Tuesday, October 6, 2015

The shadows of evening



















Like grey wolves lurking in the shadows of evening, just out of sight you sense them, but they wait quietly. There is no rush. They will get the chickens no matter what fences you build with love and and planning and determination. The chickens are toast. Night after night they will come for more, the wolves. The hen house will persevere for years sometimes, the squawking alerting passersby of the angst. But those grey beasts, they have cunning. Into the darkness they will vanish their prey, the few remaining of the roost ever more timid to crow their glory. We may shelter the chickens in homes of benevolence, but the spirit of the wolf knows no walls thick enough to deter it's hunger. The last of the flock will be taken. Only then will the wolf den move on to a another conquest.

That is one flitting perception of dementia. As my wife smiles the biggest heart felt smile imaginable at the littlest wee bit of attention, I bring her a morning tea, my heart breaks. I wish to run away, to hide from the knowledge that she will never again put down my idiotic rantings with one small word of wisdom. She will only smile, the introspection of her soul growing ever deeper as her eyes concentrate on that inner world, her place of refuge it seems, till I break the spell once more with that wee bit of attention, “Madam, would you mind some scrambled eggs and toast for your breakfast?” And she smiles, somewhere deep inside knowing that I jest, and answers with a soft “Yes,” and I wish to cry.

This morning she brought to her place where she sits near by me, three pairs of 'dry' jeans we purchased at the 'Valued Village' just yesterday. I had hung them on the line in our cats bedroom to air a bit, the smells of used clothing, even though new looking, being overpowering. The meds for dementia have helped her memory, but the facilities to make cognizant sense of those memories often need a helping hand. We will launder those jeans later, and she will be so proud of them. It is for those meaningful episodes in our routine for which we live. The outside world has lost it's significance. She asked me for the longest time what day and month it was, and we would find it on the calender, and five minutes latter she would ask again, a compulsion of sorts. But no longer. The day of the week is irrelevant. The season is noted by the amount of sweaters and jackets she puts on when she gets outdoors, since it is not 'cold' enough inside the house to dress. I'm not an arguer, I just put lots of stuff in a bag and let her adjust her temperature as she sees fit. So far it works. Tomorrow probably not.

The need to think for two people, my dilemma. I spent my whole life avoiding my own better judgment, and now I'm thrown into this awesome duty our civilization imposes on caregivers not to screw up. “Did you go #2 today my deary?” “I know you don't like bathing, but it's been two weeks my deary!” “Just one spoonful of peas my deary, please, no not in the garbage!” “Did you take all your meds?” as we rummage through her purse to find the ones she doesn't like which she sneaked there when I turned away one second. One second! And as I sit for a moment to try to remember what the agenda is for today, I look up and meet her eyes which break into the great big smile which makes all worthwhile. “How did you know my name was Vicky?” she quietly asks. “Well my deary, we've been married for over thirty years, I'm guessing you let it slip once upon a time,” and she gives me that look of incomprehension, thirty years being a time frame much to vast to fathom.

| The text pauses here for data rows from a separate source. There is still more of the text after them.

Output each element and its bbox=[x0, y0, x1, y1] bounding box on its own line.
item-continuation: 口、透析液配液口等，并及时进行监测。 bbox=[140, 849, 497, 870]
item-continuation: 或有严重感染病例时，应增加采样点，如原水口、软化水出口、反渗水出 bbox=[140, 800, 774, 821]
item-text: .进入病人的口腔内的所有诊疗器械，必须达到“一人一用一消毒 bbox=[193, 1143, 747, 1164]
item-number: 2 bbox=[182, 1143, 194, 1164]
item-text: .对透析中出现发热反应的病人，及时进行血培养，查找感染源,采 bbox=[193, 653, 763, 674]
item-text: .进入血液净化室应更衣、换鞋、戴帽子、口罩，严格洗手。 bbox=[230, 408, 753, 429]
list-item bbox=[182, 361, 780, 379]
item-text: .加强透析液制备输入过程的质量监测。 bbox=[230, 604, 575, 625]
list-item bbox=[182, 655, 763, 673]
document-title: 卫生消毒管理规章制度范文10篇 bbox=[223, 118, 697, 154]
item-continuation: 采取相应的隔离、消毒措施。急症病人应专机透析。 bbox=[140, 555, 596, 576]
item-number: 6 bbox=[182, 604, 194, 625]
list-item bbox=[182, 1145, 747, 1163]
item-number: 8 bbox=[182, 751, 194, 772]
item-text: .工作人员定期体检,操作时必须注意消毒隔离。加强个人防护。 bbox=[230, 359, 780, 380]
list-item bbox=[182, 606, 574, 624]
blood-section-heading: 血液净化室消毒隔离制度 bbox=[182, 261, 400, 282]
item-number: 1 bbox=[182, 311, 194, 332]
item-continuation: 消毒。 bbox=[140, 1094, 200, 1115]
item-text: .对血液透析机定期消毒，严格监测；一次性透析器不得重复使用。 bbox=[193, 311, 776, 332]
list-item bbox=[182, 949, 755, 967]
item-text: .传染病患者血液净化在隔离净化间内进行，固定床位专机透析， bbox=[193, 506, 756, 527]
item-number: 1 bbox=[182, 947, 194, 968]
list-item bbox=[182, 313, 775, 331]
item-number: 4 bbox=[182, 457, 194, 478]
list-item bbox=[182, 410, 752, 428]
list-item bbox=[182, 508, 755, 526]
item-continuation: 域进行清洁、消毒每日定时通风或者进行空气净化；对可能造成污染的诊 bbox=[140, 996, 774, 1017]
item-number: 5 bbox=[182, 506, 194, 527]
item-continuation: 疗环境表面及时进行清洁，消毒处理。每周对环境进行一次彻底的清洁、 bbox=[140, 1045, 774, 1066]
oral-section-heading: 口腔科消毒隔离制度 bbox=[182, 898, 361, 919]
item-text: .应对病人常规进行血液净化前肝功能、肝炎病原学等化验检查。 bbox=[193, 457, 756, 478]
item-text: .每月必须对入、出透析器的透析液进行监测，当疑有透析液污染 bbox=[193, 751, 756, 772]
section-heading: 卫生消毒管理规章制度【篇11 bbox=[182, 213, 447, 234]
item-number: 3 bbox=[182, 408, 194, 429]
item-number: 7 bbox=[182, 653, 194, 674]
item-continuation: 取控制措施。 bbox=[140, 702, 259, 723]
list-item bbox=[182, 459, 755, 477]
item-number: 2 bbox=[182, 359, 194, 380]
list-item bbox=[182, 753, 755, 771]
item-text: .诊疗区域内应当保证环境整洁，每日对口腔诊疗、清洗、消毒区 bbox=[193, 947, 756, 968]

I used to walk the neighbourhood every evening, that masochistic adventure of an arthritic sojourner exercising those squeaky painful joints. She would watch the tele, lost in her world of déjà vu. That was ok for several years with only minor problems to face when I returned. But then I started to come home to destruction, my desk and bookshelf contents on the floor. She did not wish to be left alone so I began taking her with me wherever I went. We took the car because she can't walk very far. My exercising dwindled as I used to walk everywhere putting in miles a day. So now we play 'a game' as she puts it. She sits in her chair and I walk back and forth, wearing a path in the flooring from the far bedroom window to the kitchen window at the other end of our abode. She meditates upon this adventure, uttering a single quiet word as I pass by. Sticks out her tongue at me, she does, in her more lively moments, so she shyly tells me, us laughing at the treachery. When the lack of attention from my introspective thoughts overwhelms her she quietly says “Holler,” and I know it is time to sit her up straight and give her a big hug and some much needed attention before I continue on my journey.

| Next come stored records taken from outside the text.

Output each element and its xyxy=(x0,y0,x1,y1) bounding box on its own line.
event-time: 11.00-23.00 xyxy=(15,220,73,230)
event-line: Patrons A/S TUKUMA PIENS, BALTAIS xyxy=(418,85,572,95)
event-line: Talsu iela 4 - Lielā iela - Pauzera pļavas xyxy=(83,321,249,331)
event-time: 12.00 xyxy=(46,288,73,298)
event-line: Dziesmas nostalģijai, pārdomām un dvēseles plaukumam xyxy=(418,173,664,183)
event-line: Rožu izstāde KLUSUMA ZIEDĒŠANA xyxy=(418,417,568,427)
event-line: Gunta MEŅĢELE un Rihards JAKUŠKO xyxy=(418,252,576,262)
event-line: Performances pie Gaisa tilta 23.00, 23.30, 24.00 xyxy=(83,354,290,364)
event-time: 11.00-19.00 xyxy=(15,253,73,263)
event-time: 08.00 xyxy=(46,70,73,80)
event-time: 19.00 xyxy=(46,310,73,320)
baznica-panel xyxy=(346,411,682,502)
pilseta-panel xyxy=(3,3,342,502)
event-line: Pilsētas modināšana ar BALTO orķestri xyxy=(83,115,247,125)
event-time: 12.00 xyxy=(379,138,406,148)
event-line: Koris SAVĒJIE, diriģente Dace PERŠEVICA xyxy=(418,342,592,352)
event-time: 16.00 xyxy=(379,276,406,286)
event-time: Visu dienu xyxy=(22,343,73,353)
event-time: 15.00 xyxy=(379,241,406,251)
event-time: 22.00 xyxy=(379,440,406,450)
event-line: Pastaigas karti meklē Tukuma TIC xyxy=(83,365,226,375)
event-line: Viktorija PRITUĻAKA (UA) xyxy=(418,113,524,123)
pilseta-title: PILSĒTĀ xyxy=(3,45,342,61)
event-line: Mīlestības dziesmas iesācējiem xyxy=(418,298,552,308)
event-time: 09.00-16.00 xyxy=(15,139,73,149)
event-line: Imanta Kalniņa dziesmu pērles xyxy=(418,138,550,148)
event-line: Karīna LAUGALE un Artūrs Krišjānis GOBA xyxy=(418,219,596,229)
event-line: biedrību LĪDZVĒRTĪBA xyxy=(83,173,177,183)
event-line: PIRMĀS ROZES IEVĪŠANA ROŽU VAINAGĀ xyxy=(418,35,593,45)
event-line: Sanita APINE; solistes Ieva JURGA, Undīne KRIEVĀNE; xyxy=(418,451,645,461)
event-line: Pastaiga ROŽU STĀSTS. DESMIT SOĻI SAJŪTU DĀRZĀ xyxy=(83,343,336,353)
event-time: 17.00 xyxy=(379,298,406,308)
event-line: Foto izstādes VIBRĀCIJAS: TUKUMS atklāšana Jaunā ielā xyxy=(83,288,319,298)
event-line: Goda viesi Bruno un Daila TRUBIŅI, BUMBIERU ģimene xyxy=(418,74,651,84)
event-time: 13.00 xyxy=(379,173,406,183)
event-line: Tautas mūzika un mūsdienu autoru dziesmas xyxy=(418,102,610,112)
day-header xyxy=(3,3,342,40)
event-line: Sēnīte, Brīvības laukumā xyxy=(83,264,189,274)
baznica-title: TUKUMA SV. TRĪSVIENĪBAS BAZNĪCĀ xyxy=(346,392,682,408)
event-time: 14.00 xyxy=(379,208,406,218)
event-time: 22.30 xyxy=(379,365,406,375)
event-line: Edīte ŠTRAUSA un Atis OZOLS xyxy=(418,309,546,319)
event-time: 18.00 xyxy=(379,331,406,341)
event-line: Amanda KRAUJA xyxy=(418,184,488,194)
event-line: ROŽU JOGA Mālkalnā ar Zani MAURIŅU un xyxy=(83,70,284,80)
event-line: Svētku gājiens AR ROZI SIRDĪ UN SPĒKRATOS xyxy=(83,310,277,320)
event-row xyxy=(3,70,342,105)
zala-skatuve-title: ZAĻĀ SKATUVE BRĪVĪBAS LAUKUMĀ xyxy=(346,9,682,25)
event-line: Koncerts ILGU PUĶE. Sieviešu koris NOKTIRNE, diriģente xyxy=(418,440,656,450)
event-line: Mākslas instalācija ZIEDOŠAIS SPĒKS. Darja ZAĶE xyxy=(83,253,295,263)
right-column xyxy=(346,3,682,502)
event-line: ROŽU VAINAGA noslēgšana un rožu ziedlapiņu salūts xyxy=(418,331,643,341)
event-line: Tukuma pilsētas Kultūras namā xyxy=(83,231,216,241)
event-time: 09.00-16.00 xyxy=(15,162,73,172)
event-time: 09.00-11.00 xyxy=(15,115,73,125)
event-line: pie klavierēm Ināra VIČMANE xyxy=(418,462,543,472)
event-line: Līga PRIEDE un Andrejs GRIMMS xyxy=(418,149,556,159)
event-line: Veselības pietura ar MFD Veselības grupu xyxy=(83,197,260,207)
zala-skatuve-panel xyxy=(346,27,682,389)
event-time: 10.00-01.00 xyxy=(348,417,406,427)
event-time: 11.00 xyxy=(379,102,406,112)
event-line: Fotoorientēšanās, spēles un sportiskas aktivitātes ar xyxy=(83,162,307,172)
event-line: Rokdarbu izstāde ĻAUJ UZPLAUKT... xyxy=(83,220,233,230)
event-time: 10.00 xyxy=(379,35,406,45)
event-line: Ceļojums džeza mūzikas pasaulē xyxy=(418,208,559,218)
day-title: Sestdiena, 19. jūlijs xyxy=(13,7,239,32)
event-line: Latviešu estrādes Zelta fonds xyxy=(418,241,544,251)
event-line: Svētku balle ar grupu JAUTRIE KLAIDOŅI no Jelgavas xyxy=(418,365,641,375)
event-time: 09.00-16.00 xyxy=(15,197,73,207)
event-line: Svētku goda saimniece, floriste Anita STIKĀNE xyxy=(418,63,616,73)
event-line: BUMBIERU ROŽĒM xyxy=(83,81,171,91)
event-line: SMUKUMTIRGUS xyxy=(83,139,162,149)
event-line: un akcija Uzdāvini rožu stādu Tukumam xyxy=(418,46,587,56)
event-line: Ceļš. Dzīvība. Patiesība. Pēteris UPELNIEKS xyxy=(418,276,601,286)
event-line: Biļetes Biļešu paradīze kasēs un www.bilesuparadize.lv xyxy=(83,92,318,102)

The wolves will come for yet more chickens. They just wait in the shadows biding their time. Makes an old fool mature a tad. But an old fool can dream. Bicycles built for two, riding off into adventures in reckless irresponsibility, her spirit riding in glory on the seat in front. Perhaps I will someday have that freedom once more. I will take her with me on journeys to the far ends of our country and laugh at the wolves lurking in the bushes. Old fool I am.